Getting them to be one of the most educated work forces in the world is imperative to our survival and future wellbeing. New Zealanders are innovative, resourceful and hard-working and knowledge in STEM will help us bring our combined resources to create a more prosperous, fair and sustainable nation.
I truly believe that New Zealand can, and will be, one of the most inspiring examples of how to do things right as a world citizen. But we have a long way to go yet.
Why is it important to have more women working in STEM?
This is what our whole Homeward Bound project focuses on – how come we have more women University graduates, with better grades than men - yet when it comes to leadership positions or pay, we are still hugely discriminated against?
The more smart, educated women we have, the harder it will be to keep us out of becoming the leaders the world so urgently needs.
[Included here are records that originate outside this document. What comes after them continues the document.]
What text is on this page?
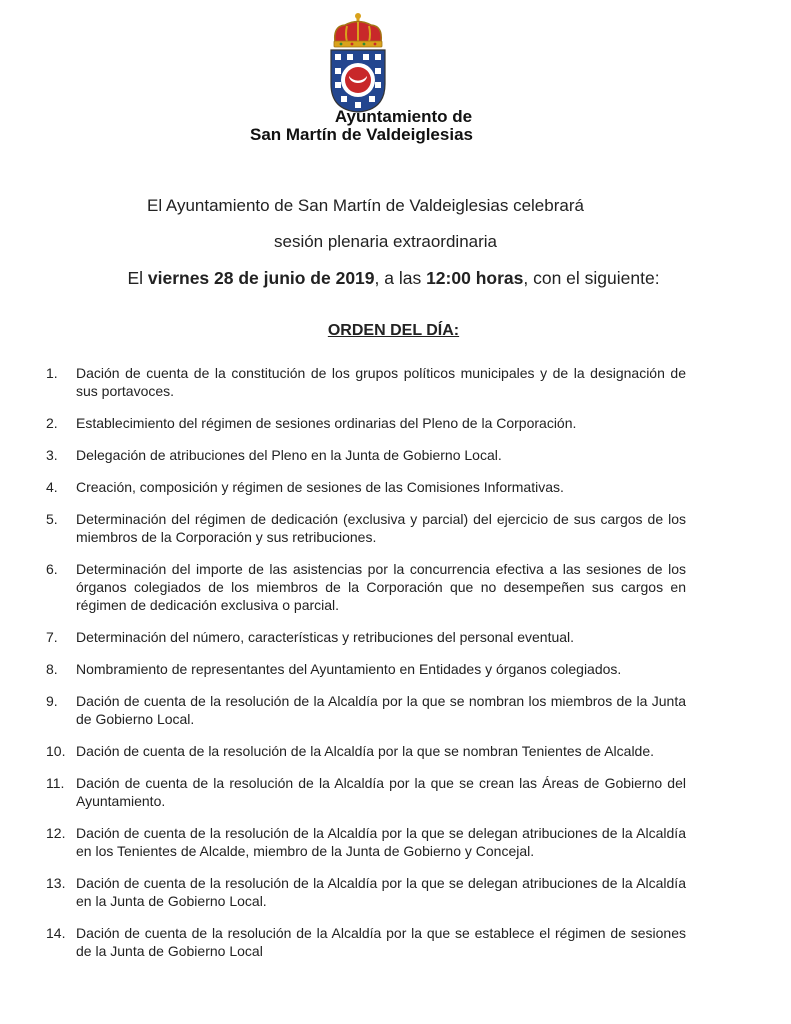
Ayuntamiento de
San Martín de Valdeiglesias
El Ayuntamiento de San Martín de Valdeiglesias celebrará
sesión plenaria extraordinaria
El viernes 28 de junio de 2019, a las 12:00 horas, con el siguiente:
ORDEN DEL DÍA:
1. Dación de cuenta de la constitución de los grupos políticos municipales y de la designación de sus portavoces.
2. Establecimiento del régimen de sesiones ordinarias del Pleno de la Corporación.
3. Delegación de atribuciones del Pleno en la Junta de Gobierno Local.
4. Creación, composición y régimen de sesiones de las Comisiones Informativas.
5. Determinación del régimen de dedicación (exclusiva y parcial) del ejercicio de sus cargos de los miembros de la Corporación y sus retribuciones.
6. Determinación del importe de las asistencias por la concurrencia efectiva a las sesiones de los órganos colegiados de los miembros de la Corporación que no desempeñen sus cargos en régimen de dedicación exclusiva o parcial.
7. Determinación del número, características y retribuciones del personal eventual.
8. Nombramiento de representantes del Ayuntamiento en Entidades y órganos colegiados.
9. Dación de cuenta de la resolución de la Alcaldía por la que se nombran los miembros de la Junta de Gobierno Local.
10. Dación de cuenta de la resolución de la Alcaldía por la que se nombran Tenientes de Alcalde.
11. Dación de cuenta de la resolución de la Alcaldía por la que se crean las Áreas de Gobierno del Ayuntamiento.
12. Dación de cuenta de la resolución de la Alcaldía por la que se delegan atribuciones de la Alcaldía en los Tenientes de Alcalde, miembro de la Junta de Gobierno y Concejal.
13. Dación de cuenta de la resolución de la Alcaldía por la que se delegan atribuciones de la Alcaldía en la Junta de Gobierno Local.
14. Dación de cuenta de la resolución de la Alcaldía por la que se establece el régimen de sesiones de la Junta de Gobierno Local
But we need to address sexism on many fronts better, that also includes the sexism that we impose on each other – for example, by expecting women to be able to do everything perfect, be better than men at their work to get the same respect, or to have to trade off motherhood with academia, which is still very much the case. I made a conscious choice not to be a mother, for several reasons, but especially because I realised that I cannot be and do everything and my main focus is, and has always been, saving the environment. However, I do not believe that it is fair that men can be fathers and still become academic leaders, yet for a lot of women there remains a trade-off.
We need to find better ways of helping each other making the best choices for each of us, and that means true equality and division of labour (including unpaid labour, like child-rearing) between the sexes.
Dr Sea Rotmann is the CEO of SEA - Sustainable Energy Advice Ltd. Dr Rotmann works from home on the beach in Wellington's beautiful South Coast.
This profile is part of our series of girls and women in STEM.